"Don't trouble about these things," he said. "Everything will be
settled in a few days now. The Crowd is a huge foolish beast. What if
it does not die out? Even if it does not die, it can still be tamed and
driven. I have no sympathy with servile men. You heard those people
shouting and singing two nights ago. They were _taught_ that song. If
you had taken any man there in cold blood and asked why he shouted, he
could not have told you. They think they are shouting for you, that
they are loyal and devoted to you. Just then they were ready to
slaughter the Council. To-day--they are already murmuring against those
who have overthrown the Council."
"No, no," said Graham. "They shouted because their lives were dreary,
without joy or pride, and because in me--in me--they hoped."

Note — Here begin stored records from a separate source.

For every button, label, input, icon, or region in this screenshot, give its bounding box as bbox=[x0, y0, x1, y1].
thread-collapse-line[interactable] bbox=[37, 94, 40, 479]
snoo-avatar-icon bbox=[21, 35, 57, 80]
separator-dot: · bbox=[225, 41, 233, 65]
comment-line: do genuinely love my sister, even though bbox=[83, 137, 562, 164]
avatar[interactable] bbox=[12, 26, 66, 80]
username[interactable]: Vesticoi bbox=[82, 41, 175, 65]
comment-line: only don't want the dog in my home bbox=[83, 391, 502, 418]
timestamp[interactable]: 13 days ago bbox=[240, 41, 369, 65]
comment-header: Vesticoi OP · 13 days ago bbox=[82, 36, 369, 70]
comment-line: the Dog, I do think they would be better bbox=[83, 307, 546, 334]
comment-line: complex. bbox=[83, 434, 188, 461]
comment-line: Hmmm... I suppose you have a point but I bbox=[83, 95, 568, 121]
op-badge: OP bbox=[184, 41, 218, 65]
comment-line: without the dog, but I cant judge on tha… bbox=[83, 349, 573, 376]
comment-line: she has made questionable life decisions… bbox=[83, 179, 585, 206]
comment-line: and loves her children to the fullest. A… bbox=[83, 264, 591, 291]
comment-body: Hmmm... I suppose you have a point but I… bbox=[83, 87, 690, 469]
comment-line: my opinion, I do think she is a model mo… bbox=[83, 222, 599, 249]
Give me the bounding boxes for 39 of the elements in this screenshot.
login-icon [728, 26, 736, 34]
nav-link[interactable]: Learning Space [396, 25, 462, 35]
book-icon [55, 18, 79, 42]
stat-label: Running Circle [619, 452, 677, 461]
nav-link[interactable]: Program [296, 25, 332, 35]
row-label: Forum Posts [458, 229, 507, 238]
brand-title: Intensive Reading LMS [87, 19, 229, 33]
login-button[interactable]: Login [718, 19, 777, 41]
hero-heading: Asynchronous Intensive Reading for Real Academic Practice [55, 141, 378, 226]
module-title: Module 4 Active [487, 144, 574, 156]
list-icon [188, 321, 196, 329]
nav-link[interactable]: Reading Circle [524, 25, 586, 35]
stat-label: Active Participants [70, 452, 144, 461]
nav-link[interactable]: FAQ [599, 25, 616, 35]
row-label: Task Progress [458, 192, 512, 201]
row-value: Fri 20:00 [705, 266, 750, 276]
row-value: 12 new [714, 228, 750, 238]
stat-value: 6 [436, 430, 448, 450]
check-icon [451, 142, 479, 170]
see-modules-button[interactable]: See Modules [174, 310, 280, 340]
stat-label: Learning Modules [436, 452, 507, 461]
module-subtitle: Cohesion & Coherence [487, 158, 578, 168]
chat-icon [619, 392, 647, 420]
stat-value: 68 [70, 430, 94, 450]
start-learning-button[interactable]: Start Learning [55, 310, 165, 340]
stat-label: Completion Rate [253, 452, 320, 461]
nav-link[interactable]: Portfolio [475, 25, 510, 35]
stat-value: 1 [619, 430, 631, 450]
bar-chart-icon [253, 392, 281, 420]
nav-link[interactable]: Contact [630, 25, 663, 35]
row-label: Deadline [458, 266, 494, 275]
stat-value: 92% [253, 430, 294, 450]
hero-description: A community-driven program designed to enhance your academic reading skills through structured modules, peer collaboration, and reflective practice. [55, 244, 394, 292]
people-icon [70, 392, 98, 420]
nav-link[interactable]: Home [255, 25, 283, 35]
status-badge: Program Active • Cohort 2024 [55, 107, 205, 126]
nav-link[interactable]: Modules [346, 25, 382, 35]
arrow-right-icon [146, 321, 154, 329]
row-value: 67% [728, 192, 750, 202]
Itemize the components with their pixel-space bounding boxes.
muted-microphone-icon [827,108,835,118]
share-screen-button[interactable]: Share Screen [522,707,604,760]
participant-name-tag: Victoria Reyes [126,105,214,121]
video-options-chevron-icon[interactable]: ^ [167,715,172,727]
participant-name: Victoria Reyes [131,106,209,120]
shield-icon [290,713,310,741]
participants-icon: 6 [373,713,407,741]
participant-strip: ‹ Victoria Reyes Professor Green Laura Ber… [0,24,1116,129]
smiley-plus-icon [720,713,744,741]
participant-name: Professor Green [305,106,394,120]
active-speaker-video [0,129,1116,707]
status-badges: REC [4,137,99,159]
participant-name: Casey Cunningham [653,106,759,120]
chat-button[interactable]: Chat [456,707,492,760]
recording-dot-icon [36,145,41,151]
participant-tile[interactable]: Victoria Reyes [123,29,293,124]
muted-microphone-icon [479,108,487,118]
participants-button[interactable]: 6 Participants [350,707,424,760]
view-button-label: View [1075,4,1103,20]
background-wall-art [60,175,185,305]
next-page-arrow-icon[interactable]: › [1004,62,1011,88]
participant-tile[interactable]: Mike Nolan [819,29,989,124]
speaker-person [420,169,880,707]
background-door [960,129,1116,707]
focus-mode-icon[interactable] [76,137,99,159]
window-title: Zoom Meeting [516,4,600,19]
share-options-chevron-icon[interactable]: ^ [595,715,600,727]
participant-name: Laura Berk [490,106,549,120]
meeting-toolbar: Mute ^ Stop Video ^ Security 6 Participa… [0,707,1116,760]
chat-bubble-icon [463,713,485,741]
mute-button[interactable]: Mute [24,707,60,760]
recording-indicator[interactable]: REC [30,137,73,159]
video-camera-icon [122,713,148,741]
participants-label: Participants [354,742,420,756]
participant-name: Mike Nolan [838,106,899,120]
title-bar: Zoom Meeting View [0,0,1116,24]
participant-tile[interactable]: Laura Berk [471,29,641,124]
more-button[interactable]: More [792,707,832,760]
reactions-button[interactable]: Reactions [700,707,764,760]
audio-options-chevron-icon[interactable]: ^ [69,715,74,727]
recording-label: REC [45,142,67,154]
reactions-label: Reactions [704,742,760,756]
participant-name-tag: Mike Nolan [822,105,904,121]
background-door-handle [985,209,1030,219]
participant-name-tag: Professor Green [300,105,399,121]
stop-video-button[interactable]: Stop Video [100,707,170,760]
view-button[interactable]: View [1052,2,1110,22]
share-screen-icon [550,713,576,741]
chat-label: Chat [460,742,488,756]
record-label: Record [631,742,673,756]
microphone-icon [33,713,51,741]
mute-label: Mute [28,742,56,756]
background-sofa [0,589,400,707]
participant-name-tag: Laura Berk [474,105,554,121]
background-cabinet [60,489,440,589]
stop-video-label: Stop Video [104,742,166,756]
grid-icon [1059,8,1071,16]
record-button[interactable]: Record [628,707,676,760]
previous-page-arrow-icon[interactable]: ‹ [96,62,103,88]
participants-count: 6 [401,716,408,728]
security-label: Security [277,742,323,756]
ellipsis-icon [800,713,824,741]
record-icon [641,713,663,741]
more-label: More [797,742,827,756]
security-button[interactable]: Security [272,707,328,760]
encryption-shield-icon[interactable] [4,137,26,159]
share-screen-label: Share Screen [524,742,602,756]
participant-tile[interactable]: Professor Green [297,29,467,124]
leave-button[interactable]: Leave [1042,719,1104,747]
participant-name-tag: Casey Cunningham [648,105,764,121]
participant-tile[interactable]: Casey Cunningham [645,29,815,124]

"And what was their hope? What is their hope? What right have they to
hope? They work ill and they want the reward of those who work well. The
hope of mankind--what is it? That some day the Over-man may come, that
some day the inferior, the weak and the bestial may be subdued or
eliminated. Subdued if not eliminated. The world is no place for the bad,
the stupid, the enervated. Their duty--it's a fine duty too!--is to die.
The death of the failure! That is the path by which the beast rose to
manhood, by which man goes on to higher things."
Ostrog took a pace, seemed to think, and turned on Graham. "I can imagine
how this great world state of ours seems to a Victorian Englishman.